How to Navigate Shame in Culture and Community

How to Navigate Shame in Culture and Community November 29, 2019

Shame is a powerful force in our modern world. It prevents behavior by terrorizing our expectations. It divides people, groups, and organizations. It destroys families.

And the hard thing about shame is that it is not going anywhere. We try to cover it up or hide it. We try to run from it or pretend it isn’t there. Shame comes through our internal assessments as well as external ones. And it is a heavy weight, a burden that can (and does) destroy many well-meaning people and relationships.

How do we navigate shame in our culture? In our communities? In our own minds? Where does shame come from and why have we made such a mess of it?

These are hard questions. But imagine a world where we consider these together, seriously and honestly. It would not be a world devoid of shame, but a world where we can handle it better.

 

Communicating Value

For as long as humans have existed, they have been using shame as a way to communicate value. Quite simply, we honor and celebrate that which we value. And we shame that which we devalue.

That is the utilitarian use for shame – it communicates culture. It tells us what actions/thoughts/beliefs our communities want to see repeated and which they have no room for in that particular community.

But of course, we take this too far. We have weaponized shame. We have turned it into an indictment of identity rather than a conversation of values.

 

Action and Identity

In order to have healthy communities, we need diversity. We need challenging ideas and personalities. We need acceptance at all levels.

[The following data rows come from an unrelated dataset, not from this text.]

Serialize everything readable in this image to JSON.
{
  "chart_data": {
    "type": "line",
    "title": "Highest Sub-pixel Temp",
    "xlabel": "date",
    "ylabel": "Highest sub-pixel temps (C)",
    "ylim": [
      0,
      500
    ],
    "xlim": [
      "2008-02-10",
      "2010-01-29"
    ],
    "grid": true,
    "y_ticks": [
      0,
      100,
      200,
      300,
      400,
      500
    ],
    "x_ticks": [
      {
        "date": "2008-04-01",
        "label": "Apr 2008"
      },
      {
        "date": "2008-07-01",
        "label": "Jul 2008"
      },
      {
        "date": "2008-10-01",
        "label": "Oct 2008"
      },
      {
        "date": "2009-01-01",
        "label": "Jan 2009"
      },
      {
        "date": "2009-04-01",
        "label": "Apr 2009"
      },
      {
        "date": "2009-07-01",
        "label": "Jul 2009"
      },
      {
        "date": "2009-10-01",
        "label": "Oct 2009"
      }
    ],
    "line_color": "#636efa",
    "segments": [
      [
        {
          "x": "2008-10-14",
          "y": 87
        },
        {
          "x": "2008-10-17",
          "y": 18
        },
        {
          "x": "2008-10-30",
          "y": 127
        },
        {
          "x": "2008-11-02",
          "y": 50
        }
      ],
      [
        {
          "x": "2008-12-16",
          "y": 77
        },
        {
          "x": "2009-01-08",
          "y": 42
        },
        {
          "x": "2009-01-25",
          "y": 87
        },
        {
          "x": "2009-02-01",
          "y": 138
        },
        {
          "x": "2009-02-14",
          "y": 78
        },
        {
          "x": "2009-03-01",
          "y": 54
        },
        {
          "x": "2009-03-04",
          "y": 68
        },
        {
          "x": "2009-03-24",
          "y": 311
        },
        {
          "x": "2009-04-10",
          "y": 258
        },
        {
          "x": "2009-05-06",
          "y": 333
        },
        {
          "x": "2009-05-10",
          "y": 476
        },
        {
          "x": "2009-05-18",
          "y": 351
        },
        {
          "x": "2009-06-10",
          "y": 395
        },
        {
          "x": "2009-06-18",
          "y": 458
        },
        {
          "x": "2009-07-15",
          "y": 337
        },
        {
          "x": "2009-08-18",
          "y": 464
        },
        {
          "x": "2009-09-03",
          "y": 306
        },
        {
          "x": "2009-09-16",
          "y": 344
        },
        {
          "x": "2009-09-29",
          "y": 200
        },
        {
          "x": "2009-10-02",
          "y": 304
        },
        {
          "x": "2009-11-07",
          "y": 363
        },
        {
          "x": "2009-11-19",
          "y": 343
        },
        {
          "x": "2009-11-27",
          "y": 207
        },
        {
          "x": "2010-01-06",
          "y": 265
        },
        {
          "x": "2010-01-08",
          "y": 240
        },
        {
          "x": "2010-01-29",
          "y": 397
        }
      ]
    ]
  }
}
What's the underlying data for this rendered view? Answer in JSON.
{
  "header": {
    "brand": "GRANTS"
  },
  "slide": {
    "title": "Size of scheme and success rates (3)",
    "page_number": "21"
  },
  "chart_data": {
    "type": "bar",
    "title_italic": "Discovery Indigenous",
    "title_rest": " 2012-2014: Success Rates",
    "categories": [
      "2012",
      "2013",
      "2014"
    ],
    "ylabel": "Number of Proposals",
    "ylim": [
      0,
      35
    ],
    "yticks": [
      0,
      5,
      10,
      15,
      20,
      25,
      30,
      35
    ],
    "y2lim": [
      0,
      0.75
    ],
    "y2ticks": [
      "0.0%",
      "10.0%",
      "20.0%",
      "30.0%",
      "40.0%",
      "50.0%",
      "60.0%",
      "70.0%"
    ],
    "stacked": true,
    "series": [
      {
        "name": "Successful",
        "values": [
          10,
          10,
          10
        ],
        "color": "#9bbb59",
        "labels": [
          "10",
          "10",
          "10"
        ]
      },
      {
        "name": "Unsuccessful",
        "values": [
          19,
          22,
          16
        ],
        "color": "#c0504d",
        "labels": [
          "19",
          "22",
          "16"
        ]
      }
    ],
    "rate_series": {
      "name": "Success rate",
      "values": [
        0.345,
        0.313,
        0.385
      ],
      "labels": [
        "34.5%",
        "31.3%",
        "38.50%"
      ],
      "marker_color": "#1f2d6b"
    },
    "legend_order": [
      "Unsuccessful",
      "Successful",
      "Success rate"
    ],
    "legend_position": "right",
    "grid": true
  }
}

Shame is a tool we use (both internally and externally) to voice disapproval. But acceptance and approval are not the same thing. Our society has made them increasingly indistinguishable. But the fact of the matter is they are very different.

Shame goes too far when it turns “what you did was not something our community approves of (or yourself as an individual)” into “you are an identity we do not accept”. The former is a way to talk about boundaries and consequences, to learn and live and grow in unity. The other is a hard line condemnation where we turn people into their ideas and behaviors. A human becomes eternally defined by every single action they perform.

 

Healthy Community

We need to learn to take it easy. I don’t mean a low standard, but a clear one. A standard that allows people to be confused and imperfect, to make mistakes. A culture that is moving toward truth together, no matter how messy the journey becomes.

Too often we take the idea of community and dumb it down to something we can control. We find people who think and believe (and look) exactly like we do and insulate ourselves. And we use shame to try to convince us (and everyone else) that we are justified in our insulation. We contemplate suicide rather than face being different or confused about the values of our self and our community.

Navigating shame is about seeking the truth. Evaluating why we feel the shame we feel and what can be done about it. Above all, navigating shame in our cultures and communities is about forgiveness. Separating the eternal from the temporal, the action from the identity.